Since that day, according to The New York Times, over 1,200 people have been arrested – some accused of crimes as serious as seditious conspiracy. 

At about 1 p.m. that day, D.C. police officer Michael Fanone, now retired, started hearing distress calls coming from fellow officers stationed at the Ellipse. 

“There were reports of individuals in the crowd who (were) armed; there were arrests made of individuals who brought firearms into the District of Columbia,” he recalled. “And then, at some point, I remember getting a phone call from my partner, Jimmy Albright, who told me that a large group had broken off from the rally and was headed towards the Capitol.”

Fanone traveled to the Capitol where he and about 40 D.C. police officers fought to defend the entrance way to the Lower West Terrace Tunnel from “an onslaught of violent attackers."

“I was pulled from the police line by an individual. His name is Albuquerque Head. He’s from Tennessee. He was later arrested and pled guilty to assaulting me,” Fanone said.

Head pulled Fanone by the neck into the crowd, separating him from other officers.

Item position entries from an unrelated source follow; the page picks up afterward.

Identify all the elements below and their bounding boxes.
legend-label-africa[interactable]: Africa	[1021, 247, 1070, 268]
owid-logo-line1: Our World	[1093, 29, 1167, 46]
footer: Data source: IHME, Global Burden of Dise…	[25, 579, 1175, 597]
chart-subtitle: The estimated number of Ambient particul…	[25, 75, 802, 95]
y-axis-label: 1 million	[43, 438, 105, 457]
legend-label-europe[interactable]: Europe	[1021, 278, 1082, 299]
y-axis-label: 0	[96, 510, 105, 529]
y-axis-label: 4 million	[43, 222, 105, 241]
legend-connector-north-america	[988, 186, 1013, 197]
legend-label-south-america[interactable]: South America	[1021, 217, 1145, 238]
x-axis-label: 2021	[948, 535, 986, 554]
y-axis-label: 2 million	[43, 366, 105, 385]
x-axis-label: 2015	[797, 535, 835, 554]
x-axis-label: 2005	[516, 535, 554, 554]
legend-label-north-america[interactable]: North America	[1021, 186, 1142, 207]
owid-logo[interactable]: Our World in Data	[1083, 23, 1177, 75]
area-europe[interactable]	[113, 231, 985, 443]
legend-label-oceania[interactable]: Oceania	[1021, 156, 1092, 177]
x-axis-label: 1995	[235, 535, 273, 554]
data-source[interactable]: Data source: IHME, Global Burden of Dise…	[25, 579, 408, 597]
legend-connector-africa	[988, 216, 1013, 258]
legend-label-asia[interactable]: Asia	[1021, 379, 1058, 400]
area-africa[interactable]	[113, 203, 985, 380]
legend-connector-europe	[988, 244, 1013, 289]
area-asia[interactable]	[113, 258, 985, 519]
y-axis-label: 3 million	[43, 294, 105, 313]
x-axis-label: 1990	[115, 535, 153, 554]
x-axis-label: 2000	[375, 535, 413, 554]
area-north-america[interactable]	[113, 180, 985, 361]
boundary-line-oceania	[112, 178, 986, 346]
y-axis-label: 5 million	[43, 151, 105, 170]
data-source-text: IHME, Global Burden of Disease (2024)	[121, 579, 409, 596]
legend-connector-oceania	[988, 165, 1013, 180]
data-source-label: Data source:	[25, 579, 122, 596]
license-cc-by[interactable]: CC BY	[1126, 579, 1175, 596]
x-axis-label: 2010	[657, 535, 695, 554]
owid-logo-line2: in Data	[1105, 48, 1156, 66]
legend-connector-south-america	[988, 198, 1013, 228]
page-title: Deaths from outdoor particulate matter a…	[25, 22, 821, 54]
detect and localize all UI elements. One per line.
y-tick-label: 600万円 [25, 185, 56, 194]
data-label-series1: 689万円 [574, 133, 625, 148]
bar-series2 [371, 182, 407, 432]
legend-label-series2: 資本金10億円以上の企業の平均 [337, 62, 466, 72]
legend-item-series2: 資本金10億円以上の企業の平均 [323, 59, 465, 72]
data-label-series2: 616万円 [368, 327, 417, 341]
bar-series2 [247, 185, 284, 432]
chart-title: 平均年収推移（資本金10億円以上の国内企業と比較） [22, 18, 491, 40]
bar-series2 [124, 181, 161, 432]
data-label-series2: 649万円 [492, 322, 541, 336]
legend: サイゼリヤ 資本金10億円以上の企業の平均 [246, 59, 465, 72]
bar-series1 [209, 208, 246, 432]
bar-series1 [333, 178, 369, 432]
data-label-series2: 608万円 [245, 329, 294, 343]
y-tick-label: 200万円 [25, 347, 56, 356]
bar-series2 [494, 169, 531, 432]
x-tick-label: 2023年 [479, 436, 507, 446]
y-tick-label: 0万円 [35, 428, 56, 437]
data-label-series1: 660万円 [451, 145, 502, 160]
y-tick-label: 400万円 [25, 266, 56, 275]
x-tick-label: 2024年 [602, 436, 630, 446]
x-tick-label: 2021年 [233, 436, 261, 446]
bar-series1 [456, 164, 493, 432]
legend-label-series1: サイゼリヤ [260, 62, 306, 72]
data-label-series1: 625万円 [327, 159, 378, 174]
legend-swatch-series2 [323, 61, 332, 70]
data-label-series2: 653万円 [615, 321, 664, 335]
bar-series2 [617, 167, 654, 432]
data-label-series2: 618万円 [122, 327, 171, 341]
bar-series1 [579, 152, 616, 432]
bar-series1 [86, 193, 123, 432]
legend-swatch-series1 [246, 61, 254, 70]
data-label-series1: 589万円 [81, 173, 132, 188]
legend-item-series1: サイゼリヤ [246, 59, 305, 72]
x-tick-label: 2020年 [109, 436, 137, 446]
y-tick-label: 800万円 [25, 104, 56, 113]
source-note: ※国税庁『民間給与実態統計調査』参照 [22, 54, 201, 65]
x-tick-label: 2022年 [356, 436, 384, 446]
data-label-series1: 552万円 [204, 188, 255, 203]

“If you listen to the audio on the body-worn camera, he’s the one that shouts out, ‘I got one.' After that, I was beaten; I had my police badge and radio stripped from my vest; and at one point another individual, Daniel Rodriguez from the state of California struck me multiple times with a taser device that he acquired at the rally and electrocuted me,” Fanone recalled.

Fanone was tased multiple times and ultimately suffered both a heart attack and a traumatic brain injury. Footage of his attack was captured by his own body camera.

“It’s probably the closest I ever came in my career to losing my life,” he said.

While Fanone had been a Trump supporter, voting for him for president in 2016, his politics changed after that day. 

“I was a cop for 20 years. In 2015, and obviously into 2016, I saw my choice of two candidates: One that I believed supported law enforcement, and one that I believed did not support law enforcement. I chose the candidate which I felt best supported my chosen profession and at the time that was Donald Trump,” said Fanone. “I quickly learned that was not necessarily the case. Donald Trump says that he supports law enforcement. Nothing changed throughout my career as a cop that shows his commitment to law enforcement was anything other than empty promises and rhetoric.”

Fanone is currently touring the Northeast, sharing his story to raise awareness around the effects of rising political violence. He is currently unemployed.